주어진 차원과 인덱스에 맞는 input의 원소들을 모아 리턴

torch.gather(input, dim, index) → Tensor

input (Tensor) – the source tensor
dim (int) – the axis along which to index
index (LongTensor) – the indices of elements to gather

🔥 input and index 는 같은 수의 dimensions을 가져야 한다. 🔥

🔥 출력값은 index 와 같은 shape을 갖는다.🔥

>>> A = torch.Tensor([[1,2,3],[4,5,6],[7,8,9]])
>>> index = torch.tensor([[0,0],[1,0]])

>>> B = torch.gather(A, 0, index)

tensor([[1., 2.],
        [4., 2.]])

# 3-D tensor일 경우
out[i][j][k] = input[index[i][j][k]][j][k]  # if dim == 0
out[i][j][k] = input[i][index[i][j][k]][k]  # if dim == 1
out[i][j][k] = input[i][j][index[i][j][k]]  # if dim == 2

▮ nn.Module

torch.nn.Module 은 PyTorch의 모든 Neural Network의 Base Class이다.

nn.Module을 상속받으면 파이토치 프레임워크에 있는 각종 도구를 쉽게 적용할 수 있다.

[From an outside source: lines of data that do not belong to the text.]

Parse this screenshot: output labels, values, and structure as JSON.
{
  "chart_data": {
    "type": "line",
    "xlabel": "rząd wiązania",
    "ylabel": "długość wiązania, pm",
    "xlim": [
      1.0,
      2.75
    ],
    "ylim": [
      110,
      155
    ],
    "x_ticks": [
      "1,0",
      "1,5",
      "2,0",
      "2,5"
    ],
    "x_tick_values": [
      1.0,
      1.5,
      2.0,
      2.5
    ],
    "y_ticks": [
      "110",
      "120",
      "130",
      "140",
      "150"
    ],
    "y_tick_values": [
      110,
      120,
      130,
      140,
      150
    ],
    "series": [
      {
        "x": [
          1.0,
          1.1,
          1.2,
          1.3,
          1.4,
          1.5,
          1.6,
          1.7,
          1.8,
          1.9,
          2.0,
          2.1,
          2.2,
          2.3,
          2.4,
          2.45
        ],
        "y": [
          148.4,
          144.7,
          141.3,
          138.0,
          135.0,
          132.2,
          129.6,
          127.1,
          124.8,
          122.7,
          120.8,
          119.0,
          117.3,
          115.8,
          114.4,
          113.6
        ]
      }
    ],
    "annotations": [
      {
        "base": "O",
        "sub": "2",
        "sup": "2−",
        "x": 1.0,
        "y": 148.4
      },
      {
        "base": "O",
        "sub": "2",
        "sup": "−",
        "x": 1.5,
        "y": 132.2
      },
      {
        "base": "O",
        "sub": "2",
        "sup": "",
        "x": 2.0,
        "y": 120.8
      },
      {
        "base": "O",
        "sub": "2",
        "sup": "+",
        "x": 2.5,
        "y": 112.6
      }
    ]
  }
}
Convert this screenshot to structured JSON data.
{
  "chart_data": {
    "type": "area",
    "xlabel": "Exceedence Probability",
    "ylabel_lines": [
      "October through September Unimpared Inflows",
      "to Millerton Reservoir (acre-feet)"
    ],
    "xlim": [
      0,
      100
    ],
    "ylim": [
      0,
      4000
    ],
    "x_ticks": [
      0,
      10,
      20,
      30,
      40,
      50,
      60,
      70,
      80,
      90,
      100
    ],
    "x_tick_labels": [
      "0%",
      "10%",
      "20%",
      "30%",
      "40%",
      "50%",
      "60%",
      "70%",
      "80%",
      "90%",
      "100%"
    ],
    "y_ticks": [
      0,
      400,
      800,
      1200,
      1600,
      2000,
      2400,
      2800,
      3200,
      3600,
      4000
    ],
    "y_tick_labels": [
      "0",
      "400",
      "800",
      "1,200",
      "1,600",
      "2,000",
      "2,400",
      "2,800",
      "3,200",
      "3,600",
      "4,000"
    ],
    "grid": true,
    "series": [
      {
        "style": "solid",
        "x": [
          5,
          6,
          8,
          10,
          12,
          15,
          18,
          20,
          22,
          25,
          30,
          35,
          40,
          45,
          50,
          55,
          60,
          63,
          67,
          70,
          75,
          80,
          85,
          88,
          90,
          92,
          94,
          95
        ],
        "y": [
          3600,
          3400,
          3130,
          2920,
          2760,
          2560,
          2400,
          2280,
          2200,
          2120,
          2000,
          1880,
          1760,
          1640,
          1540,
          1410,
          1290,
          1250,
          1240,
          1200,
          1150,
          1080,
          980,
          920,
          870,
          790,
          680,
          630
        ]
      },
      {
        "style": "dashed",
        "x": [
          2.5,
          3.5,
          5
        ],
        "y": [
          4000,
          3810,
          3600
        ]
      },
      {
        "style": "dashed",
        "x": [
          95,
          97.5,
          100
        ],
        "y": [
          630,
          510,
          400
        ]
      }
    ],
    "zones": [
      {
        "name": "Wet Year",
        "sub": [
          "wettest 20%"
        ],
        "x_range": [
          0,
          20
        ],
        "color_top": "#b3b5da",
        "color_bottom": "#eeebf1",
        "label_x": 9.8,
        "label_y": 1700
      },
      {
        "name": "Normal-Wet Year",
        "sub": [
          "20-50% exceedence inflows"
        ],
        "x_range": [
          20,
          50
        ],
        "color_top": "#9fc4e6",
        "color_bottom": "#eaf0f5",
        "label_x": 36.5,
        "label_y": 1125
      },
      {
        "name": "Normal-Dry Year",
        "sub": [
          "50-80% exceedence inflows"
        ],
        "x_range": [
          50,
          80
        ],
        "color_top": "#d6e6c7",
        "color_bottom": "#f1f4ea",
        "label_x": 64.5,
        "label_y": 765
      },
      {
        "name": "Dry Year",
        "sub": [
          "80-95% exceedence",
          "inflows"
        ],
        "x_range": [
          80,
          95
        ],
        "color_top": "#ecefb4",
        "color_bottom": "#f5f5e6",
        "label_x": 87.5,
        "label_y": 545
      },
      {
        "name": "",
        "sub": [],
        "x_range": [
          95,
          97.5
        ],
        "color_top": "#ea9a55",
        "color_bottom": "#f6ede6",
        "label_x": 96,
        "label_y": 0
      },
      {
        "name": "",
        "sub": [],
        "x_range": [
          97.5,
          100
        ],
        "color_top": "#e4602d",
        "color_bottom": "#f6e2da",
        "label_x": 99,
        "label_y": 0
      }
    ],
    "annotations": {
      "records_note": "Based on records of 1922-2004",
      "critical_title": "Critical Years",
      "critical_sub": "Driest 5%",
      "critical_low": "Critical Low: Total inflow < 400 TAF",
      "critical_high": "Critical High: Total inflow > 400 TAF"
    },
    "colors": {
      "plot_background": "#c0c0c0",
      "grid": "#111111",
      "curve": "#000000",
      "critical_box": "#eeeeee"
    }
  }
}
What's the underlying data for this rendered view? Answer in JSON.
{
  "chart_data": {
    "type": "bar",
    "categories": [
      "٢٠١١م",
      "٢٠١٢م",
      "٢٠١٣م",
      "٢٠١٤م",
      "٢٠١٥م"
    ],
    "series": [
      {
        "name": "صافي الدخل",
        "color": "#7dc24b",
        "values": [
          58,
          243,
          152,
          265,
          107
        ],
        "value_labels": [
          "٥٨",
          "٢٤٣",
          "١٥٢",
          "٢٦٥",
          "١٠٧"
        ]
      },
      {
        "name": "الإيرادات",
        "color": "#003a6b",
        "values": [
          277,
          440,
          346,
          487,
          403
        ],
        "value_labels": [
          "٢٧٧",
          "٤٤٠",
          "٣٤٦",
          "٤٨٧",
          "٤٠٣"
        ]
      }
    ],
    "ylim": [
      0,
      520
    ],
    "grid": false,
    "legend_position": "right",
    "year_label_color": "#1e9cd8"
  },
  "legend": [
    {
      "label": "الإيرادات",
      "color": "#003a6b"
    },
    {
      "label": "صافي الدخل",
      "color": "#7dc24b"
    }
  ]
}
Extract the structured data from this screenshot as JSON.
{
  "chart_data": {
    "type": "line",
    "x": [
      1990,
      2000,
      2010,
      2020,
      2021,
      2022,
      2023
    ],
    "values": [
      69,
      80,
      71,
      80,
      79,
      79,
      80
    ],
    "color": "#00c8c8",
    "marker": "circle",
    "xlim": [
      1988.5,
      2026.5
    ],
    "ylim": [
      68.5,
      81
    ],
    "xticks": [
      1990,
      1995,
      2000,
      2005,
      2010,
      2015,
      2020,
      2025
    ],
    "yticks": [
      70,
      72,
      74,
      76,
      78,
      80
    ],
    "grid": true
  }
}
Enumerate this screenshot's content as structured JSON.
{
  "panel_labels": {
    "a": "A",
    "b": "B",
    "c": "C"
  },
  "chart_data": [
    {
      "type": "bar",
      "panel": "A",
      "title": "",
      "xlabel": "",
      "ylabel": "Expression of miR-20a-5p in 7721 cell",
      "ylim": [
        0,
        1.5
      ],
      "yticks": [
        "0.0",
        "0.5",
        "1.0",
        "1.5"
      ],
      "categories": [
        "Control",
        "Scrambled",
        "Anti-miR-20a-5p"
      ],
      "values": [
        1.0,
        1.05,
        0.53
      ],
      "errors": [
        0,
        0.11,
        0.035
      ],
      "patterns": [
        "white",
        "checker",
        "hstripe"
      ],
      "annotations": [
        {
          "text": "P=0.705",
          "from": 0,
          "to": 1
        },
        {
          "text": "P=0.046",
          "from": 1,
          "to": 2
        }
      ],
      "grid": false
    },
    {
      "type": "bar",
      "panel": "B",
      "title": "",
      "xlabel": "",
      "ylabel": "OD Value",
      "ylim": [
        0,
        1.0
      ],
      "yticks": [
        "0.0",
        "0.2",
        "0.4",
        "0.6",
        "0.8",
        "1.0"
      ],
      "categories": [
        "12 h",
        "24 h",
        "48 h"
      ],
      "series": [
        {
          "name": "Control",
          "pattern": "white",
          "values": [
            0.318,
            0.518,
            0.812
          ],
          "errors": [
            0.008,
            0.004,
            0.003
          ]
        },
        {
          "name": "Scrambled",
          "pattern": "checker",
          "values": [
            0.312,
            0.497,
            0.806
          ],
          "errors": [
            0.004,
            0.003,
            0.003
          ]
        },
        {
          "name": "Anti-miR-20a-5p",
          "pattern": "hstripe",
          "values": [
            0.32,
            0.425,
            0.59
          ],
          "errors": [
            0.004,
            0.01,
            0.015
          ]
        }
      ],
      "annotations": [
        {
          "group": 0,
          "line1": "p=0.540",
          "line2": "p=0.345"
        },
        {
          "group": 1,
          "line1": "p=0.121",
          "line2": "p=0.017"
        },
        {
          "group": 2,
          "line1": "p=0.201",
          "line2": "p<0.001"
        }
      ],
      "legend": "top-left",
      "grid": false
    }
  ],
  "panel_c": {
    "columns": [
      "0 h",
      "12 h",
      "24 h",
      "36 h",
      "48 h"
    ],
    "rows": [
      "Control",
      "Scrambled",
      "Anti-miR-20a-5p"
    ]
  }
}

모듈은 다른 모듈을 포함할 수 있고, 트리 구조로 형성할 수 있다.

forward() 함수를 호출하지 않았는데 add 객체에 파라미터로 전달하면 바로 forward method가 실행된다.

이는 nn.Module을 상속받은 클래스의 특징이다.

▮ nn.Parameter

Tensor 객체의 상속 객체로, nn.Module 내에 attribute가 될 때는 required_grad=True로 지정되어 AutoGrad의 대상이 된다.(학습대상 Tensor)

class CustomLinearModel(nn.Module):
	def __init__(self, in_features, out_features, bias=True):
    	super().__init__()
        self.in_features = in_features
        self.out_features = out_features
        
        self.weights = nn.Parameter(torch.randn(in_features, out_features))
        self.bias = nn.Parameter(torch.randn(out_features))
        
    def forward(self, x: Tensor):
    	return x @ self.weights + self.bias

그러나 Custom 모델을 만들때 대부분 torch.nn에 구현된 layer들을가져가다 사용하기 때문에 Parameter를 직접 다뤄볼 일은 매우 드물다.

▮ register_buffer(name, tensor, persistent=True)

하지만 Parameter로 지정하지 않아서 값이 업데이트 되지 않는다 해도 저장하고싶은 tensor가 있을 경우에는

→ buffer에 tensor를 등록해주면 된다.

import torch
from torch import nn
from torch.nn.parameter import Parameter

class Model(nn.Module):
    def __init__(self):
        super().__init__()

        self.parameter = Parameter(torch.Tensor([7]))
        self.tensor = torch.Tensor([7])

        # torch.Tensor([7])를 buffer이라는 이름으로 buffer에 등록
        self.register_buffer('buffer', self.tensor)


model = Model()
buffer = model.get_buffer('buffer') # 7

▮ hook

custom 코드를 중간에 실행시킬 수 있도록 만들어놓은 인터페이스이다.

Pytorch에는 forward와 backward시에 호출하는 hook들이 있다.

Tensor에는 backward hook만 사용이 가능하고 Module에는 둘 다 가능하다.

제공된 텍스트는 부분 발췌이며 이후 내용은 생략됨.